Читаем Алхимики (СИ) полностью

— Вижу, ты устал с дороги, — сказал он. — Тебе бы отдохнуть да сменить одежду — твоя вся в пыли. Есть у тебя, где остановиться? Если нет, ступай в «Лебедь», там добрая еда и мягкая постель, а хозяйка весьма любезна. Ступай же, а завтра, если пожелаешь, увидимся вновь, и ты потешишь меня рассказом о том, где был и что видел.

«Нет, так просто ты от меня не отделаешься. Твоя рожа сочится елеем, а глаза мечутся, точно крысы в крысоловке. Что-то здесь нечисто», — подумал Ренье и, схватив субдиакона за руку, потянул его за собой.

— Твоя правда, почтенный! Я покрыт пылью снаружи и изнутри: ту, что снаружи, легко стряхнуть, остальное пусть смоет выпивка. Выпьем вместе! Я вернулся домой, я счастлив! Выпьем, друг мой, за твое и мое здоровье!

— Я бы с радостью, но у меня дело в Лакенхале, — ответил Якоб ван Ауденарде. Но Ренье втащил его в трактир и едва ли не силой усадил за стол.

— Отправишься туда, только сначала мы опрокинем по кружке. Ей-богу, мэтр Якоб, я так рад, что встретил тебя! Средь всей нашей ученой братии лишь к тебе одному я питаю искреннюю дружбу и уважение.

Улыбчивая хозяйка поставила перед ними две большие кружки ламбика — крепкого лёвенского пива.

— Выпьем! — сказал Ренье и жадно припал к своей. При этом от него не укрылось, что Якоб ван Ауденарде едва омочил губы.

— Еще пива! — крикнул пикардиец и, схватив кружку Якоба, осушил ее до дна.

Субдиакон сидел как на иголках. Ренье хлопнул его по плечу:

— Выпьем за нашу встречу. Храни тебя Господь, друг мой, вовеки веков!

— И тебя, мэтр Ренье. Не лишняя ли эта кружка?

— Кто ведет счет кружкам опустевшим? Выпьем! Когда мы виделись в последний раз… помнишь? Перед моим уходом… Мы собрались на нашем месте… но т-сс… о нем молчок… Все там были: и ты, и я, и толстяк Абель Янсон, и Дирк ван Бовен, и Михель Ламбо, и Антониус, чванливый старик … Ха, Антониус под крышей святого Антония!

— Бог с тобой, мэтр Ренье, — произнес Якоб ван Ауденарде. — Ты пьян, любезный.

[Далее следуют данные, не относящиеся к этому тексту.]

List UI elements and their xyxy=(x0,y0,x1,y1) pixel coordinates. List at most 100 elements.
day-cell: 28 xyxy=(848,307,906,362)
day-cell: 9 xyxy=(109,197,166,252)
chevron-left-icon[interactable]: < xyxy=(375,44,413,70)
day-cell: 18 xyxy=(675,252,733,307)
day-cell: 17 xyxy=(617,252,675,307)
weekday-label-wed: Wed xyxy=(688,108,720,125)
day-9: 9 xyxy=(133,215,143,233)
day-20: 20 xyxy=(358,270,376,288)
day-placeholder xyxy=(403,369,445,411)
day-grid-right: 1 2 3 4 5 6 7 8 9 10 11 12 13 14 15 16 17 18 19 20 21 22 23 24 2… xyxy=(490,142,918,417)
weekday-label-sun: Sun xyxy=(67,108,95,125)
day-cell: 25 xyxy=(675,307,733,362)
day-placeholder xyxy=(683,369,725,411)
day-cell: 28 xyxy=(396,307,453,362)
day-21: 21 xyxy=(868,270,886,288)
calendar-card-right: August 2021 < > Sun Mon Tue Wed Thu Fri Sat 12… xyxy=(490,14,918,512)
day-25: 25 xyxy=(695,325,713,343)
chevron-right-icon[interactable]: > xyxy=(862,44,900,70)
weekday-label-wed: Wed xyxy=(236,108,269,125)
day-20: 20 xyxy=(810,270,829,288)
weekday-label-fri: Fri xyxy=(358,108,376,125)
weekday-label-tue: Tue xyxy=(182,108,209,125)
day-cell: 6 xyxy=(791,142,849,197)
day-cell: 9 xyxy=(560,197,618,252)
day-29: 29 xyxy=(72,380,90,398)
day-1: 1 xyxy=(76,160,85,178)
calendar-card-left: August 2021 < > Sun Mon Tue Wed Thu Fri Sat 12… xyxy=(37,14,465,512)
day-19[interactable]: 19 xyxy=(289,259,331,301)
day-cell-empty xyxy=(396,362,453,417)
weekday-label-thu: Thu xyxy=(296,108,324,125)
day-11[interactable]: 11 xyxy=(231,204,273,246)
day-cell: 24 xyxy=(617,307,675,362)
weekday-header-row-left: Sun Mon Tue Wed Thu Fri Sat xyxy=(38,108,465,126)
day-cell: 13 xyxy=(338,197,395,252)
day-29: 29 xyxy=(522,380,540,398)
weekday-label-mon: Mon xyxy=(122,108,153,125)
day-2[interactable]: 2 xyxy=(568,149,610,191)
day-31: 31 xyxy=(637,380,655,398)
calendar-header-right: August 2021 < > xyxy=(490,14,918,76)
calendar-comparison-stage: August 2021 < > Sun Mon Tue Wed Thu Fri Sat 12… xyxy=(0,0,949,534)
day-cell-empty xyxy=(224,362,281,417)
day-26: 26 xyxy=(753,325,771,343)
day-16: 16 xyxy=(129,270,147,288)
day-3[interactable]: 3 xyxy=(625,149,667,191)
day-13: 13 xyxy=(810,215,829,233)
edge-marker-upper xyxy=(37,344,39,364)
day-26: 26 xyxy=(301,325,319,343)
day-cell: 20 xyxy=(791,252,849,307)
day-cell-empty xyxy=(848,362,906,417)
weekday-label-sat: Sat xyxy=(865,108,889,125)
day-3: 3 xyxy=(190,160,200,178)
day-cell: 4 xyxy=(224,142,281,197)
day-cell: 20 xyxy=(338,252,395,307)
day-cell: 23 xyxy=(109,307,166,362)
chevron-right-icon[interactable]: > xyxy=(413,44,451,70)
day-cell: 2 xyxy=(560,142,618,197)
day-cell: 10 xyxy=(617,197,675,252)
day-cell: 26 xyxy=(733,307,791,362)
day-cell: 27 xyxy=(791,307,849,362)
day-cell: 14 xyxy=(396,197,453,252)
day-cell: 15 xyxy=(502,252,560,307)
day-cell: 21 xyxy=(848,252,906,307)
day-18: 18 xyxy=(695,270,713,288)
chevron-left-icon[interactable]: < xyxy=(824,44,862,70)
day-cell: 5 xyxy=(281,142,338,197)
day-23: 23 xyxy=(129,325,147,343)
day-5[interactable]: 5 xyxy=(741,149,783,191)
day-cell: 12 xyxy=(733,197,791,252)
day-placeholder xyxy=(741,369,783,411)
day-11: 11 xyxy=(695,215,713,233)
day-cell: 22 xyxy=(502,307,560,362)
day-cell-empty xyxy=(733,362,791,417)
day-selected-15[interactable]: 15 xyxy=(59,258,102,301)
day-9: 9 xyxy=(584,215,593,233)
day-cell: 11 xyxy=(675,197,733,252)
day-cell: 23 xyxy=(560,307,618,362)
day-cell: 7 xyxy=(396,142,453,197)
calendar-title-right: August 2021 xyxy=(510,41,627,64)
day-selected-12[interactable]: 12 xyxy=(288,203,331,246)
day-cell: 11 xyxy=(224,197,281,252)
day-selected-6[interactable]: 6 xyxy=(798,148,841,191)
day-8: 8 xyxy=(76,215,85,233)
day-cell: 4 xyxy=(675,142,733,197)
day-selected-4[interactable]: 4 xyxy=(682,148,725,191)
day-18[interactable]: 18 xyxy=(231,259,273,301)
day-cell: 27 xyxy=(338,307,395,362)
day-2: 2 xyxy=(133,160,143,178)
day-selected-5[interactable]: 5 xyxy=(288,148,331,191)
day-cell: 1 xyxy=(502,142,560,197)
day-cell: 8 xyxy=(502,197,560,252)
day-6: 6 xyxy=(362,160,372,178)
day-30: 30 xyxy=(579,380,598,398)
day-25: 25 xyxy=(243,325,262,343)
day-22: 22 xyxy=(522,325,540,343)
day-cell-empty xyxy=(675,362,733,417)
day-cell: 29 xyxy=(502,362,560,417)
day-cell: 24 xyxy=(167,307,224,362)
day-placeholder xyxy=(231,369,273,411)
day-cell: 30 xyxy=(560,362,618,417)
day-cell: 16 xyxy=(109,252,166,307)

Ренье бестолково помотал головой, будто она и впрямь отяжелела, сам же исподтишка наблюдал за субдиаконом. При каждом названном имени тот бледнел все сильнее. Пикардиец продолжал пить и балагурить, а его речь становилась все громче и бессвязней. Гримасничая, он поднес палец ко рту, потом снова коснулся запястья.

— Мы ведь так делали, мэтр Якоб? Я ничего не забыл. «Поручение, что дано нам никем иным, а только лишь Господом, мы обязуемся выполнить до конца», — в этом мы присягали Единому… Что ж, я прошел путь между «тем, что вверху» и «тем, что внизу». Я видел звезду в небе и цветы на невспаханном поле. Скажи, святой Антоний до сих пор держит над нами щит?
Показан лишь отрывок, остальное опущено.